Ambon, Tribun-Maluku.com : Dinas Perindustrian dan Perdagangan (Disperindag) Maluku kesulitan mengawasi pemasokan garam antar pulau dari sentra produksi Bima, Nusa Tenggara Barat yang dikeluhkan ibu rumah tangga di Kabupaten Seram Bagian Barat karena terlihat kotor.
“Garam termasuk komoditas perdagangan bebas dan pasokan antar pulau tidak diatur sebagaimana dahulu harus ada Surat Izin Perdagangan Antar Pulau atau SIPA dari Disperindag daerah sebagai sentra produksi,” kata Kadis Perindag Maluku Elvis Pattiselano, di Ambon, Senin (9/10).
Mekanisme pasar bebas itu, menurutnya, juga tidak memungkinkan Disperindag Seram Bagian Barat untuk mengawasi pemasokan garam antarpulau dengan mengandalkan armada laut disebut kapal layar tradisional.
Apalagi karakteristik Maluku sebanyak 92,4 persen wilayahnya seluas 705.645 km2 adalah laut dengan 1.340 pulau, sehingga memiliki pintu masuk maupun keluar.
“Kami tidak bisa berbuat banyak karena garam dipasok distributor itu tidak bisa diawasi kualitas maupun harganya,” ujar Elvis.
Dia mengimbau, para ibu rumah tangga bisa menyampaikan keluhan mereka ke Disperindag Seram Bagian Barat, sehingga dapat berkoordinasi dengan pihak berkompeten secara teknis untuk mengantisipasi pemasokan maupun peredaran garam kurang terjamin kualitasnya.
“Langkah antisipasi terhadap kemungkinan itu adalah garam curah kualitasnya kurang baik.
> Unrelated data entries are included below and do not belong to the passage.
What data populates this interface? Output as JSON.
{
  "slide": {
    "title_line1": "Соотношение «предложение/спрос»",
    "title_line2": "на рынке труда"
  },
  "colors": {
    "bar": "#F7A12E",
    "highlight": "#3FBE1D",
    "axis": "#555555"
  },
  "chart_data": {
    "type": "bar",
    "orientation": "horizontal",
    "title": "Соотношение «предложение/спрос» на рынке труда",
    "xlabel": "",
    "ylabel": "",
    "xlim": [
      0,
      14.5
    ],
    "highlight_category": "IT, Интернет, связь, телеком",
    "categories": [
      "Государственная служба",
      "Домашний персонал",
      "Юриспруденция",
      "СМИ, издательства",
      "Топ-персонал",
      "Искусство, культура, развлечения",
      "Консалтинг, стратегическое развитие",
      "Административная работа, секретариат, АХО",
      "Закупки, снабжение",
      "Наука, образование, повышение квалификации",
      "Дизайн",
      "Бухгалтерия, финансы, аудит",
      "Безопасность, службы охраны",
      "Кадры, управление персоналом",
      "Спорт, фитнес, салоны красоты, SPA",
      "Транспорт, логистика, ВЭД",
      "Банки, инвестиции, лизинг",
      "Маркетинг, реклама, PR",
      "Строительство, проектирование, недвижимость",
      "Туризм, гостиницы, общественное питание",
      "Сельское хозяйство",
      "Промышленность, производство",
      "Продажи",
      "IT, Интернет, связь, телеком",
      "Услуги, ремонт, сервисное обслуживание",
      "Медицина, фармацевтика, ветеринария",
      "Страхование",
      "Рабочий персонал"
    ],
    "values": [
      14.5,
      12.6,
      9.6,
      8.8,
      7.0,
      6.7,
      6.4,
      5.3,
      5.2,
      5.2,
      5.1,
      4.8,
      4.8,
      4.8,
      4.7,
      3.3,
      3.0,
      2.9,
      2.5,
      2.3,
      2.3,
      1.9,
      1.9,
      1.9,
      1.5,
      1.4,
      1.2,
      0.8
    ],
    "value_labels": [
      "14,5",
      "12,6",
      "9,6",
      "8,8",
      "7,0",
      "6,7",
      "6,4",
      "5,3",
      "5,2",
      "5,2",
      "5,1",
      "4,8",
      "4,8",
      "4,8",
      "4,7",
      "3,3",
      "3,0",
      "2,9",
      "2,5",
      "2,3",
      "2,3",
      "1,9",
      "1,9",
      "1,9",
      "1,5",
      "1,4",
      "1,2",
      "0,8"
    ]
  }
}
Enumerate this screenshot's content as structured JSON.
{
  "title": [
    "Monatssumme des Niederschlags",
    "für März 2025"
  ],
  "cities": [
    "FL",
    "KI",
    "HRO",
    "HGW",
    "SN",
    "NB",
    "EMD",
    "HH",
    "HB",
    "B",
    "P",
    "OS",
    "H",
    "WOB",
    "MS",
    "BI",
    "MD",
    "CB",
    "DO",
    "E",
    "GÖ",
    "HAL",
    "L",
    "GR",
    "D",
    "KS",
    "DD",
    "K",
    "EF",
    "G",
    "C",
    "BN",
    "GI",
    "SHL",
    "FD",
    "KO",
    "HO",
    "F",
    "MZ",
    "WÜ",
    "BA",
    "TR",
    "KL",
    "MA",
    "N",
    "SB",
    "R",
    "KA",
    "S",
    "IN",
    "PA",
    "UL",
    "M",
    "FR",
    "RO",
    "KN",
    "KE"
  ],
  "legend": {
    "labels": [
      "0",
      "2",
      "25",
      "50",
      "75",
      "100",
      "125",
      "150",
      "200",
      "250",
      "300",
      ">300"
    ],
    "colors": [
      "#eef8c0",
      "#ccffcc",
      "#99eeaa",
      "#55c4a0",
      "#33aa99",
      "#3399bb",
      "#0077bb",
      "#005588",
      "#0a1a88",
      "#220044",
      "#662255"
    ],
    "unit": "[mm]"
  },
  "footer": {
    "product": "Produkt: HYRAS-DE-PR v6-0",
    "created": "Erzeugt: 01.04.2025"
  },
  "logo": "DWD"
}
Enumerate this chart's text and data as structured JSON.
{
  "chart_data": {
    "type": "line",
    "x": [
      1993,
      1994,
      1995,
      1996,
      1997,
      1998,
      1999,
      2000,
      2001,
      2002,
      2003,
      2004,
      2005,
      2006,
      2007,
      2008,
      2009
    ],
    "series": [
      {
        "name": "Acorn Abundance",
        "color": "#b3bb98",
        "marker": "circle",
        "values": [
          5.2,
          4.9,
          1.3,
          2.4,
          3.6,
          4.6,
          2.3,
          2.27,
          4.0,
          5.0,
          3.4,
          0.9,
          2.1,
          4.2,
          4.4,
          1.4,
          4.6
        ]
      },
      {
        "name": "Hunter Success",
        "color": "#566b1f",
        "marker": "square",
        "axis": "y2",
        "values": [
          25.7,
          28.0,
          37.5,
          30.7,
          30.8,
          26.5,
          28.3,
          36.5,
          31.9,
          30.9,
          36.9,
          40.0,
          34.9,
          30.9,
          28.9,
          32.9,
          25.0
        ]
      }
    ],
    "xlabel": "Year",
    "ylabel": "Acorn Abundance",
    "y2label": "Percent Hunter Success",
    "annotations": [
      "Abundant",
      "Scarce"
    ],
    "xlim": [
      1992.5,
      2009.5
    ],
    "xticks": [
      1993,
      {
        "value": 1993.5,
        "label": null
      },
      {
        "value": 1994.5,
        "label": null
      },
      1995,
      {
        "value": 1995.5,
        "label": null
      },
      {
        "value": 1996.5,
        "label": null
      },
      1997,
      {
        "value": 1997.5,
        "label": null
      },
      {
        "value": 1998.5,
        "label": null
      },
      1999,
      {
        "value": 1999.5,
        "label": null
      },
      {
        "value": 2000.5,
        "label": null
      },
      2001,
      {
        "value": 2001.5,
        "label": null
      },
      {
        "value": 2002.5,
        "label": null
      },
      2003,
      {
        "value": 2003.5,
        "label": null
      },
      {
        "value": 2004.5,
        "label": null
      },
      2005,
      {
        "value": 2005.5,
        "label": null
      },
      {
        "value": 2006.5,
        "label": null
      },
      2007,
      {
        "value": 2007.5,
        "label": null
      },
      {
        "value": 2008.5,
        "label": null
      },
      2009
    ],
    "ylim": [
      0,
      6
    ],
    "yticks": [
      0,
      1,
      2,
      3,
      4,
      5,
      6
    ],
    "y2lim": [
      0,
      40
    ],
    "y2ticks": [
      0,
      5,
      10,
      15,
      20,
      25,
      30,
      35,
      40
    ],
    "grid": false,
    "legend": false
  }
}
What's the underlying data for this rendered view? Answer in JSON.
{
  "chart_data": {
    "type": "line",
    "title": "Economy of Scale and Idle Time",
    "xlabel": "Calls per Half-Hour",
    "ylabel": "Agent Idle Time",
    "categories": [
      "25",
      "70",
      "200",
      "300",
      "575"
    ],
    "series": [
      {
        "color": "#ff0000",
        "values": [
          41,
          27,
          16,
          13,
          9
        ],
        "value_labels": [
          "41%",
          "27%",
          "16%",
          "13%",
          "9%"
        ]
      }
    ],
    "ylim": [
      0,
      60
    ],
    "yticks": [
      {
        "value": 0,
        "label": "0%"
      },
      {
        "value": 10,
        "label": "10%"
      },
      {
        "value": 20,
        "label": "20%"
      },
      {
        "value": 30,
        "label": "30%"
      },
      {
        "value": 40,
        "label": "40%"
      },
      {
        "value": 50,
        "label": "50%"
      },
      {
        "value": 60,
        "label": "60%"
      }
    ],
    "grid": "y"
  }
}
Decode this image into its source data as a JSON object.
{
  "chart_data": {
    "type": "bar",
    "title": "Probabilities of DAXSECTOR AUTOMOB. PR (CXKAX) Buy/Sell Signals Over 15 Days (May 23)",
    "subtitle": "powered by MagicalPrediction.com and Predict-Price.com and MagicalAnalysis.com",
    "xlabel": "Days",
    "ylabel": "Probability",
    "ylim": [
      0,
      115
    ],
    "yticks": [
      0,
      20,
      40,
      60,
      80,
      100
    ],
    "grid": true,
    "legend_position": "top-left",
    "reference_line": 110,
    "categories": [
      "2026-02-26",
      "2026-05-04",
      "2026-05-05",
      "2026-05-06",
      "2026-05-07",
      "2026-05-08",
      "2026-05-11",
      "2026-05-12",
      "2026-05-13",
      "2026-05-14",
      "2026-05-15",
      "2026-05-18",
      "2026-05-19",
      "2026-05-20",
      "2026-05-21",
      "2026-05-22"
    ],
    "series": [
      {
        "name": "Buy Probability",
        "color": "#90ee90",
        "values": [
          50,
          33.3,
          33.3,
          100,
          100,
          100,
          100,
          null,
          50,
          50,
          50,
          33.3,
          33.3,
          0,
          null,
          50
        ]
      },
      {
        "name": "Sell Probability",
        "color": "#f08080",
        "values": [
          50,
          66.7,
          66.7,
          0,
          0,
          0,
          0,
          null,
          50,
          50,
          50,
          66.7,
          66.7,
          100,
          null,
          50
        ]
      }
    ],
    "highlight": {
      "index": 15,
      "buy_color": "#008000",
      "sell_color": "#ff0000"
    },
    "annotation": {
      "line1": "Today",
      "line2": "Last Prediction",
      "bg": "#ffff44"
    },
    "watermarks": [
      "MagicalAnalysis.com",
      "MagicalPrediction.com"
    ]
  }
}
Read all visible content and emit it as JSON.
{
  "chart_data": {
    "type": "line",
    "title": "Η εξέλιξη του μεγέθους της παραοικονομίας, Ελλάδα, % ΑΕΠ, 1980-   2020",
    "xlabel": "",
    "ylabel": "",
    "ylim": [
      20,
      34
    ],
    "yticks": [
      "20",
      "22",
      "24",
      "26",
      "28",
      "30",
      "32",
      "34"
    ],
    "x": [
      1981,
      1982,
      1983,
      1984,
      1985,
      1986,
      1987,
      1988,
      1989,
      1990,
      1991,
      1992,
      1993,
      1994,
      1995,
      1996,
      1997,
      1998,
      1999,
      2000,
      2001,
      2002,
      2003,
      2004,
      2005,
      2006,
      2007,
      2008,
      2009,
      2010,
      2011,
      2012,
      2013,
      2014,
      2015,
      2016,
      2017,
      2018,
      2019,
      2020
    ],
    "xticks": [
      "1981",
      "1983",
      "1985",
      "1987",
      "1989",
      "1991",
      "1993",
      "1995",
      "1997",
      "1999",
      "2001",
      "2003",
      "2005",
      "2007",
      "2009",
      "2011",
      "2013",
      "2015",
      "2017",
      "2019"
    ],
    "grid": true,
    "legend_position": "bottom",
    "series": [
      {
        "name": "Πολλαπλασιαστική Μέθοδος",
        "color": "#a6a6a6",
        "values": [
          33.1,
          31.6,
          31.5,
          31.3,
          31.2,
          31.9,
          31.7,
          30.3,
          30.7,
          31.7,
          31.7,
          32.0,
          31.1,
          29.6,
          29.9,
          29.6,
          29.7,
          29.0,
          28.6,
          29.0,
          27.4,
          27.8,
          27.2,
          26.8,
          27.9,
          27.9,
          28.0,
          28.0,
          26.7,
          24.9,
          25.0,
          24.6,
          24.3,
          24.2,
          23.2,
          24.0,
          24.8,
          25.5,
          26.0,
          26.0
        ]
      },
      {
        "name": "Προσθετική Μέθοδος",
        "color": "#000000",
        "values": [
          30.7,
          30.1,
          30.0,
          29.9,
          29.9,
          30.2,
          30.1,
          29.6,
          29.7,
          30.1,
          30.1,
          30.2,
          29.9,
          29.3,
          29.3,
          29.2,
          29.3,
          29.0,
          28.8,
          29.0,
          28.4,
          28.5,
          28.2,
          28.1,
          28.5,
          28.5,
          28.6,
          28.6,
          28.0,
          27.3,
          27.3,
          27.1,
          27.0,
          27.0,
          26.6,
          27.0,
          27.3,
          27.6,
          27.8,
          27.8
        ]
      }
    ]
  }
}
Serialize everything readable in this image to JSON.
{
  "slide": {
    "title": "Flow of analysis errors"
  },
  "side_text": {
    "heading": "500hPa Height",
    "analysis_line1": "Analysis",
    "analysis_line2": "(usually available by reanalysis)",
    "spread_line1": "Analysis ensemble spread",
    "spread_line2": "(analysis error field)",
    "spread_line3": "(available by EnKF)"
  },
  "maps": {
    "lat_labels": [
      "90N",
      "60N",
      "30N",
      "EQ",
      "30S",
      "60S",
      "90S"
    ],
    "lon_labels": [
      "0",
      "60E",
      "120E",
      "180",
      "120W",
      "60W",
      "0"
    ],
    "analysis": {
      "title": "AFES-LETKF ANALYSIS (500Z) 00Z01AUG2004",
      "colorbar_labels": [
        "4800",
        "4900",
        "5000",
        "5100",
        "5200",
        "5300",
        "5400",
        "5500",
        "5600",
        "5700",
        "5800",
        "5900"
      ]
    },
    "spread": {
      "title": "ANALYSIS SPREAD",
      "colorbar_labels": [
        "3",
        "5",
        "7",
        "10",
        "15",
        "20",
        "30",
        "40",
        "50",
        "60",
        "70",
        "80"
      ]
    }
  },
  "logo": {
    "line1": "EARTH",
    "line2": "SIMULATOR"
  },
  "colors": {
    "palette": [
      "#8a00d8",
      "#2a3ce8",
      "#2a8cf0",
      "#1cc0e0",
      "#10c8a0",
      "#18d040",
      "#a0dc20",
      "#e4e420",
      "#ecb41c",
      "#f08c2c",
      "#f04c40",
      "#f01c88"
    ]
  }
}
Apalagi, diinformasikan harganya pada dua pekan terakhir melonjak dari Rp5.000 per kg menjadi Rp10.000 per kg,” ujar Elvis.
Salah seorang warga Piru, ibu kota Kabupaten Seram Bagian Barat Merry Sapasuru mengungkapkan, garam dari Bima terlihat hitam sehingga enggan dibeli untuk dikonsumsi.
“Kami mengimbau Disperindag Seram Bagian Barat menerjunkan tim pengawas ke pasar untuk melihat garam dengan kualitas kurang baik itu, sehingga keresahan para ibu rumah tangga tidak berlanjut,” katanya pula.
Para pedagang di Pasar Piru beralasan bahwa stok garam berkurang, sehingga menaikkan harga agar tidak merugi karena bahan baku untuk memasak makanan itu dipasok dari Bima, NTB.
“Produksi garam di Bima berdasarkan penjelasan para pedagang juga berkurang karena faktor cuaca, sehingga pasokan ke Piru mengandalkan transportasi laut tradisional juga terpengaruh,” ujar Merry.
Pihak Disperindag Pemkab Seram Bagian Barat diingatkan hendaknya menyikapi kekurangan stok maupun lonjakan harga garam tersebut.
“Jangan hanya memantau bahan pokok masyarakat yang lain, selanjutnya mengabaikan garam karena stok kebutuhan Seram Bagian Barat selama ini dipasok dari Bima maupun melalui Kota Ambon,” katanya.
Harga garam yang dipasok dari Ambon dijual para pedagang di Piru seharga Rp8.000/kg.